When you have an enormous sacrifice like this, healing it over usually isn't a possibility. That's why it's so important to start sacrifice branching as early as possible, leaving more time for scar healing. The healing over process is accomplished by tissue growth around and over the cut. The only real way to accelerate this growth is to promote growth ABOVE the cut, which usually means a sacrifice branch higher in the tree. If you have enough potential sacrifice branches, you can grow them until they begin to reach a size almost too large to heal over, then cut them off and continue the job with a smaller sacrifice branch in another area.

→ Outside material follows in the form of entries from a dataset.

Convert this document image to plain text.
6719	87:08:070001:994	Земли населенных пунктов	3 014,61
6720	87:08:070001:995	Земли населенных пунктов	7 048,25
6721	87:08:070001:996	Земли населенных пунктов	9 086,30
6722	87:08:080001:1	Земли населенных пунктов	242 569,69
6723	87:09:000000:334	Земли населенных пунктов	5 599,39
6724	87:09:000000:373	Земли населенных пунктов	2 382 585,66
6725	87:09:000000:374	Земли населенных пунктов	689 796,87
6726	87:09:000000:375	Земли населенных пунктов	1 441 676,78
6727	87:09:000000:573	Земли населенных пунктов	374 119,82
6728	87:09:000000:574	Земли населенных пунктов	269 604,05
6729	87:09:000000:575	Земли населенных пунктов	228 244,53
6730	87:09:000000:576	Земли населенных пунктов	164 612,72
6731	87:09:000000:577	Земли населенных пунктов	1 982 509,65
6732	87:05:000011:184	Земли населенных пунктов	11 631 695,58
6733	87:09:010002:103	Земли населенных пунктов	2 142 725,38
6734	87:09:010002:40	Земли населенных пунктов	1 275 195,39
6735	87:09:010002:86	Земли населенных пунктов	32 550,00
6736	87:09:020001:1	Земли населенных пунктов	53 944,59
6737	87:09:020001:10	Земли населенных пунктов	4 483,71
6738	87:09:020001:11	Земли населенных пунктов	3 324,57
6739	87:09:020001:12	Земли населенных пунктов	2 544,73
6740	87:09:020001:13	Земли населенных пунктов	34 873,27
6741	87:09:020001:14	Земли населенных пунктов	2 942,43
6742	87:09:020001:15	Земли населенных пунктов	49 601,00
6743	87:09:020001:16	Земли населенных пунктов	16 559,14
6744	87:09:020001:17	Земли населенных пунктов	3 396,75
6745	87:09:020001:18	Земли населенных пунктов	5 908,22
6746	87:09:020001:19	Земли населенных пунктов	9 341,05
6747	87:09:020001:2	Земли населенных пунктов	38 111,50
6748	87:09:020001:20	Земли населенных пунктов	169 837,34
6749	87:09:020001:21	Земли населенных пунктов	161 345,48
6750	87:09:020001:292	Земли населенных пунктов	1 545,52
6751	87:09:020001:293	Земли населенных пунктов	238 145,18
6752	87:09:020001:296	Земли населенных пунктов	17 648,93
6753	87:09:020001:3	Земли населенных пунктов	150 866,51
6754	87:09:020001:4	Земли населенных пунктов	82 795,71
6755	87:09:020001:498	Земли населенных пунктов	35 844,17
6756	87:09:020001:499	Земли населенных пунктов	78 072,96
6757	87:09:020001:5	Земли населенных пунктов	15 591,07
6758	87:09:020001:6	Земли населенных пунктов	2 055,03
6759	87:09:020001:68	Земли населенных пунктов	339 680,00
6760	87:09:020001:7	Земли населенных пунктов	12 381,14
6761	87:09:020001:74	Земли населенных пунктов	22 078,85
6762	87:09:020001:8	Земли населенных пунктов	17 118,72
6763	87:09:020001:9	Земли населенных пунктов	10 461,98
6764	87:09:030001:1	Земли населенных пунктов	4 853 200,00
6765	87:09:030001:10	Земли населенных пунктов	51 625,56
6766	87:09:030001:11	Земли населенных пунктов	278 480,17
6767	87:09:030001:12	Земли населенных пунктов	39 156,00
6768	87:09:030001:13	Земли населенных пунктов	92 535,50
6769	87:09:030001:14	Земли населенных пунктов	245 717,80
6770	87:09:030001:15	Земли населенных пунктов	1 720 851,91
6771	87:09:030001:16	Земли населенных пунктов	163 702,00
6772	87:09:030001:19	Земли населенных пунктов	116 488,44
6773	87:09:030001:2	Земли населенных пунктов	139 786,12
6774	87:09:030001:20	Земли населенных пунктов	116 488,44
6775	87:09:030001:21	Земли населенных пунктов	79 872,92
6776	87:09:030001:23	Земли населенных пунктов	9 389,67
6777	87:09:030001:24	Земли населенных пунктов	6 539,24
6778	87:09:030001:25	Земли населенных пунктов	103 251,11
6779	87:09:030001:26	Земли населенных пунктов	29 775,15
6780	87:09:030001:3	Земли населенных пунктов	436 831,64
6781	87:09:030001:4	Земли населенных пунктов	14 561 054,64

With really huge scars, you have to incorporate the sacrifice stub or hole into the design. I think this actually enhances the design. 'Squirrel holes' in the trunk can be very intriquing. In my opinion (and Walter Pall agrees me with on this), we pay for too much attention to healing over cuts when we could be incorporating deadwood or holes into the design, even on deciduous trees. Most deciduous trees will outlive their owners with dead hollow trunks. I really like the concept of the trees aging and changing, rather than trying to keep them locked into one look.

Brent
 

paddles

Yamadori
Messages
79
Reaction score
1
Location
Echuca, Australia
This is facinating, I have various pine seedlings, (Mostly black pines) and whilst I sort of understood the theory of sacrifice branching, I didn't really? If that make sense? Recently I was given conflicing advice about a tree seedling that I have about trimming an extended lower branch, I can see now that I should have gone with the "Dont touch theory" I didn't and trimmed the tree. Oh well, always learning, I guess.
 

wahoo172

Yamadori
Messages
66
Reaction score
2
Location
Lakeland, Florida
I see



Brent,

I agree that hollow trunks are cool and add interest to alot of trees. I do not doubt that trees with hollow trunks will live for a very long time. I was looking at an old BT magazine today that has a story about a Kimura JBP with a hollow trunk, the hollow was originally on the back of the tree. He redesigned it to show the 'defect' as an asset, it looks much better imho than the original front did.

Thanks for your insight,

George
 

Gnome

Mame
Messages
108
Reaction score
1
Location
Western PA USA
Brent,

Notice in the upper right corner of the photo, a white cable tie is marking a sacrifice branch.
I suspected as much. It is much longer and coarser than the other branches. Thanks for taking the time to help.